The Emory Heart and Vascular Center's Robotic Cardiac Surgery program offers patients progressive surgery options with shorter recovery, lower complication rates and greater success when compared to conventional cardiac surgery.
- Volume: Only 7% of the mitral valve surgery in the United States is being done robotically due to the significant time commitment required to learn the technology. At Emory, experienced surgeons perform an average of 20 robotic mitral valve surgeries a month and over 300 robotic cardiac surgeries every year.
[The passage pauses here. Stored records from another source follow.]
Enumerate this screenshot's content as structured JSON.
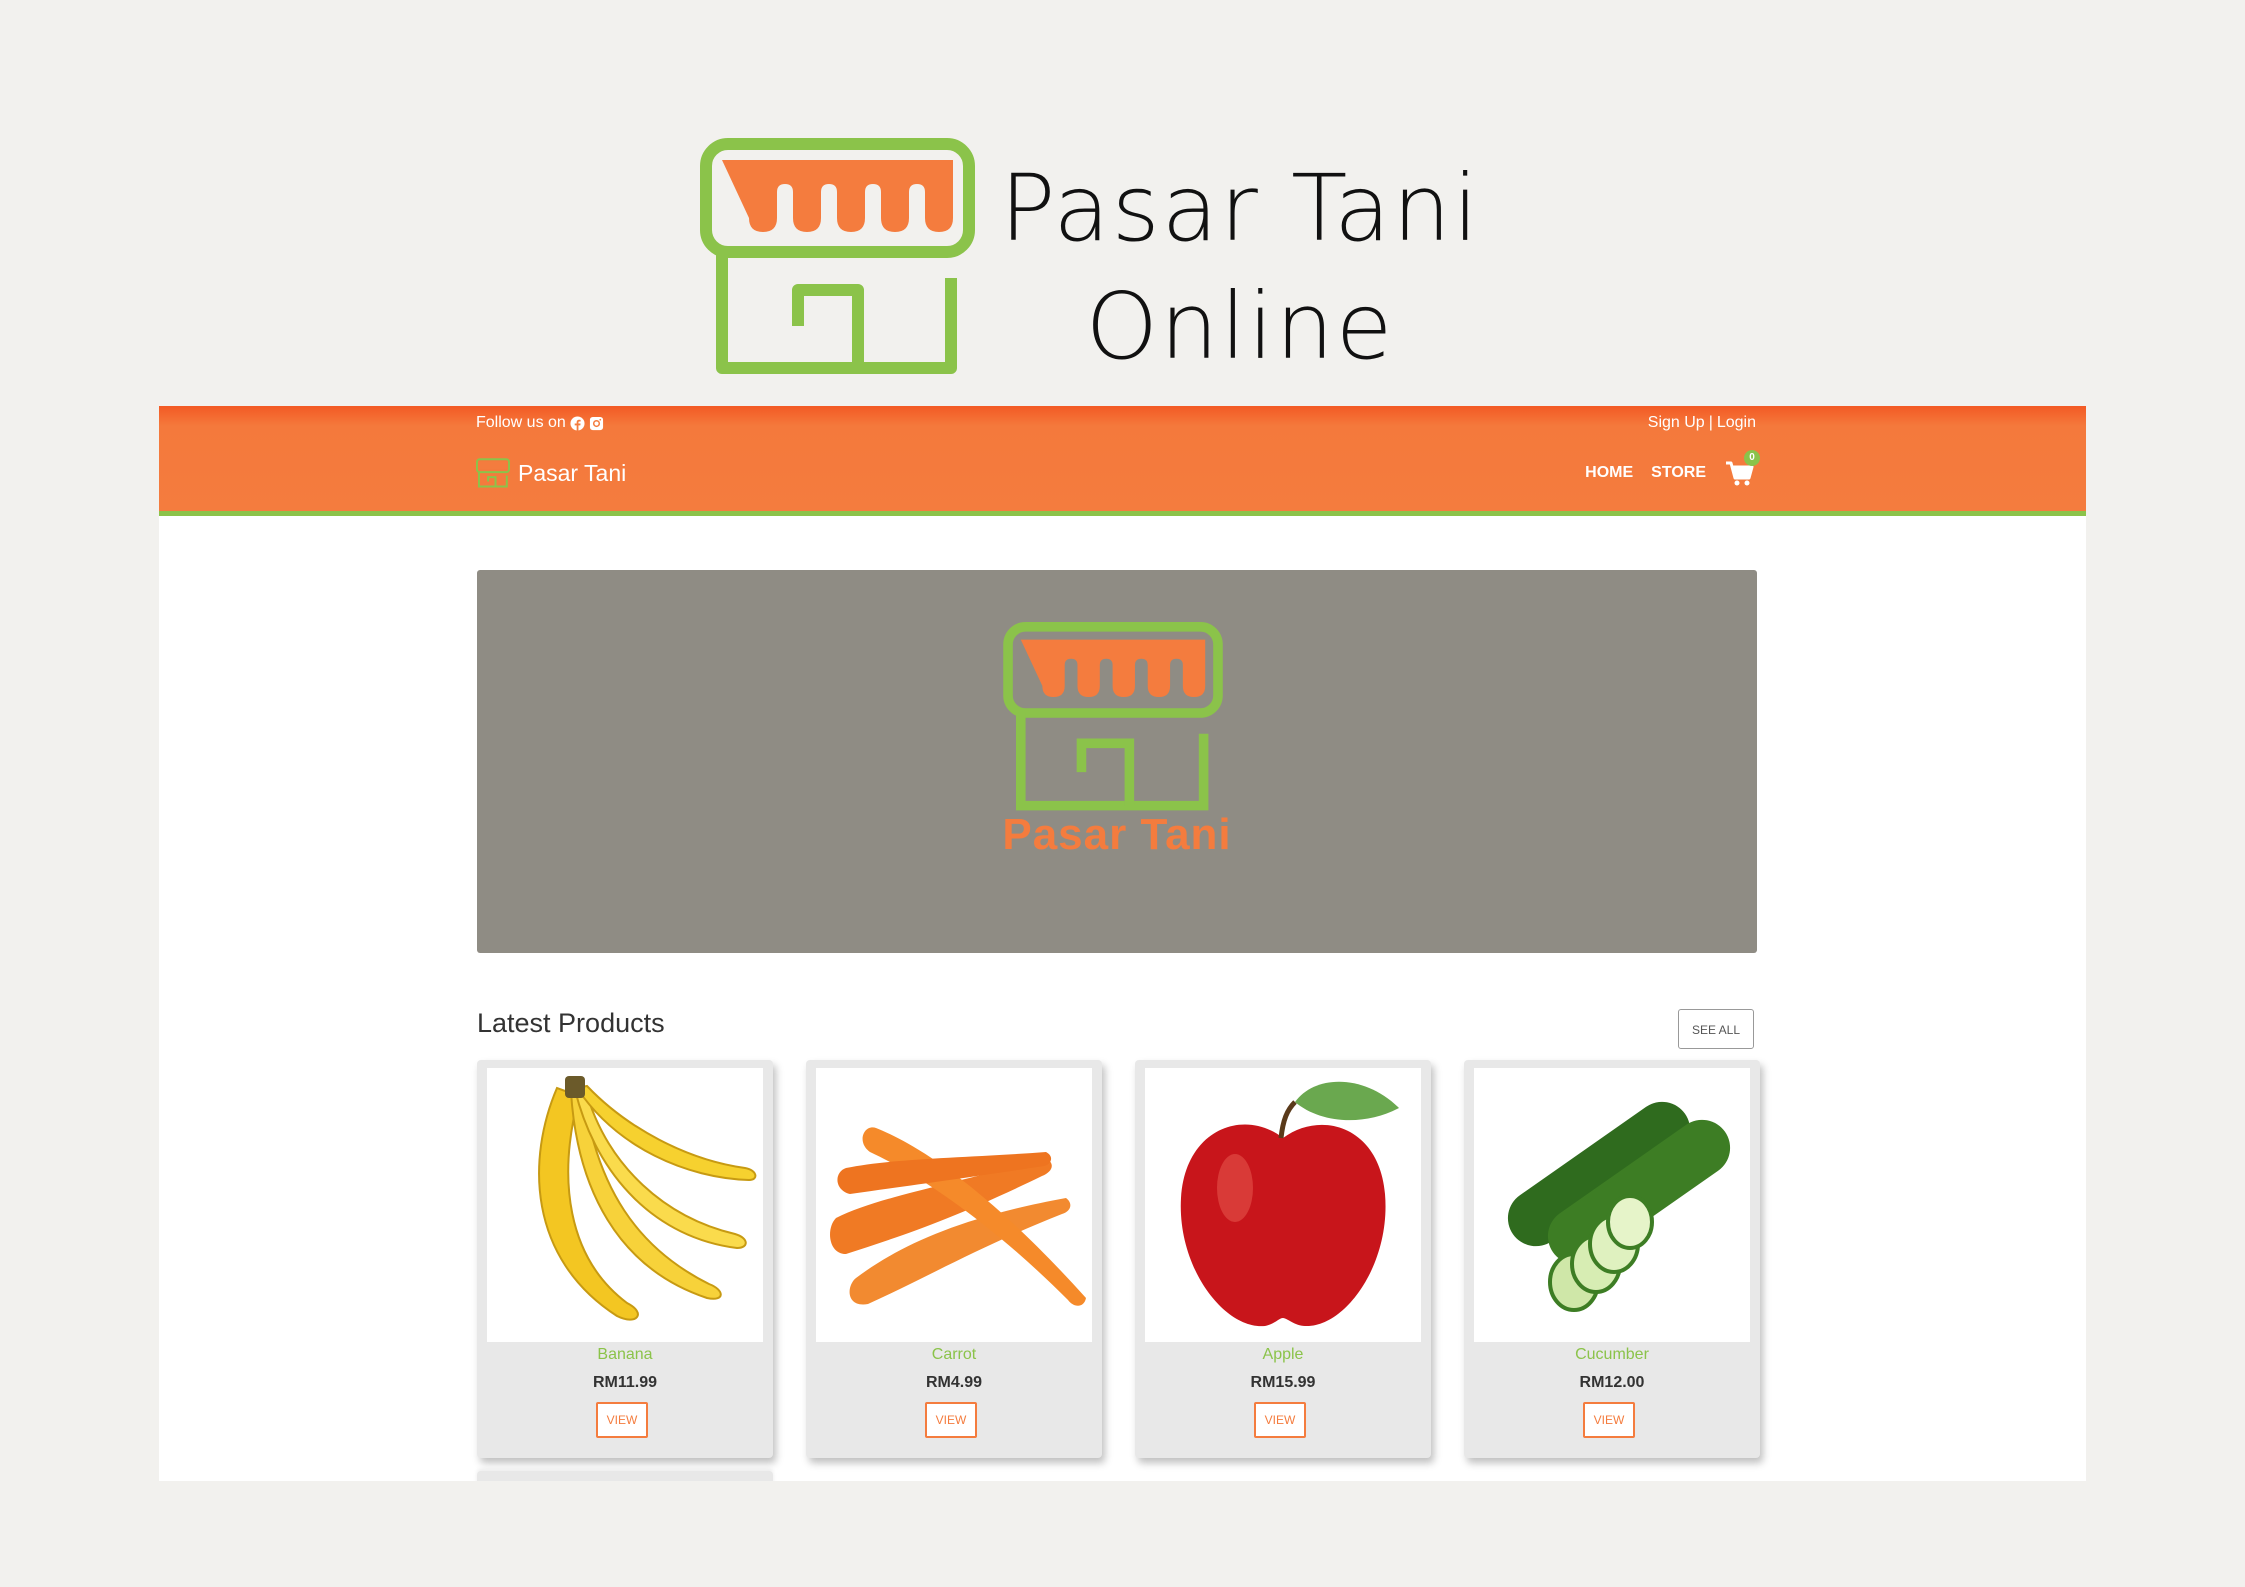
{
  "brand": {
    "title_line1": "Pasar Tani",
    "title_line2": "Online",
    "logo_icon": "market-stall-icon",
    "colors": {
      "orange": "#f47c3e",
      "green": "#8bc34a"
    }
  },
  "topbar": {
    "follow_text": "Follow us on",
    "social_icons": [
      "facebook-icon",
      "instagram-icon"
    ],
    "signup": "Sign Up",
    "separator": "|",
    "login": "Login"
  },
  "navbar": {
    "brand_name": "Pasar Tani",
    "links": [
      "HOME",
      "STORE"
    ],
    "cart_count": "0"
  },
  "banner": {
    "text": "Pasar Tani"
  },
  "products_section": {
    "title": "Latest Products",
    "see_all": "SEE ALL",
    "items": [
      {
        "name": "Banana",
        "price": "RM11.99",
        "button": "VIEW",
        "image": "banana"
      },
      {
        "name": "Carrot",
        "price": "RM4.99",
        "button": "VIEW",
        "image": "carrot"
      },
      {
        "name": "Apple",
        "price": "RM15.99",
        "button": "VIEW",
        "image": "apple"
      },
      {
        "name": "Cucumber",
        "price": "RM12.00",
        "button": "VIEW",
        "image": "cucumber"
      }
    ]
  }
}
- Shorter Recovery: With the conventional sternotomy, recovery takes two to three months. Robotic cardiac surgery results in fast recovery, around two weeks, as the patient's chest skeleton isn't disturbed. Patients agree to surgical mitral valve repair earlier when they realize they can get back to work after two weeks.
- Improved Valve Repair Success Rates: Improved visualization of valves through the robot and the ability to perform complex repair techniques have increased repair rates to over 90%.
- Fewer Complications: Approximately 2,700 robotic surgeries have been done at Emory without a single incidence of chest wound infection. There is typically a higher infection risk post-sternotomy.
- Referral Center: Patients from throughout the U.S. travel to Emory for robotic mitral valve repair. They arrive two days before surgery, are typically discharged from the hospital after four days and are asked to stay in Atlanta for a few days before they return to their hometown.
- Simultaneous Treatment of Multiple Conditions: Multiple procedures can be performed during one robotic cardiac surgery. These may include repair or replacement of the mitral and/or tricuspid valve, atrial fibrillation ablation, atrial septal defect/ventricular septal defect or other congenital repairs, coronary artery bypass, excision of benign tumors, or closing the left atrial appendage.
- Complex Cases: Technically difficult patients who cannot be easily operated on by hand because of their size or complex anatomy are candidates for robotic cardiac surgery.
How We Perform Robotic Heart Surgery
Emory's expert robotic heart surgery teams include surgeons, anesthesiologists, surgical assistants, nurses, perfusionists, and technicians. Unlike traditional approaches to heart surgery, which require opening the chest, robotic surgery is performed with small holes (<1 inch), which do not affect the ribs or disrupt the skeleton.
Robotic ports are placed in these small incisions, which allow robotic arms to be controlled by the surgeon from the console. The robotic camera provides high-definition, 3D visualization, and the robotic arms allow for 3D movements inside the heart. The surgical assistant is then able to pass sutures and other instruments through one of these small holes to enable all maneuvers necessary to repair or replace the mitral valve.
Through an additional 3-inch incision in either the groin or chest, we use the arteries and veins to place patients on the heart lung machine, which is necessary for operations inside of the heart and to protect the heart. When surgery is complete, most patients are taken off the ventilator before transfer to the intensive care unit. Typically the stay in the ICU is short and the patient is discharged two to three days after surgery and back to normal activity weeks.
Watch Dr. Murphy Discuss Robotic Mitral Valve Surgery
Percutaneous Mitral Valve Clip Placement
In percutaneous mitral valve clip placement, a catheter (thin, flexible tube) is used to deliver a small clip into the heart via the femoral vein. Once in place, the clip is attached to the leaflets of the mitral valve to improve their function, and the catheter is removed. Since the procedure is minimally invasive, the recovery time is substantially shorter than with open-heart surgery, the traditional method for treating mitral valve leaks.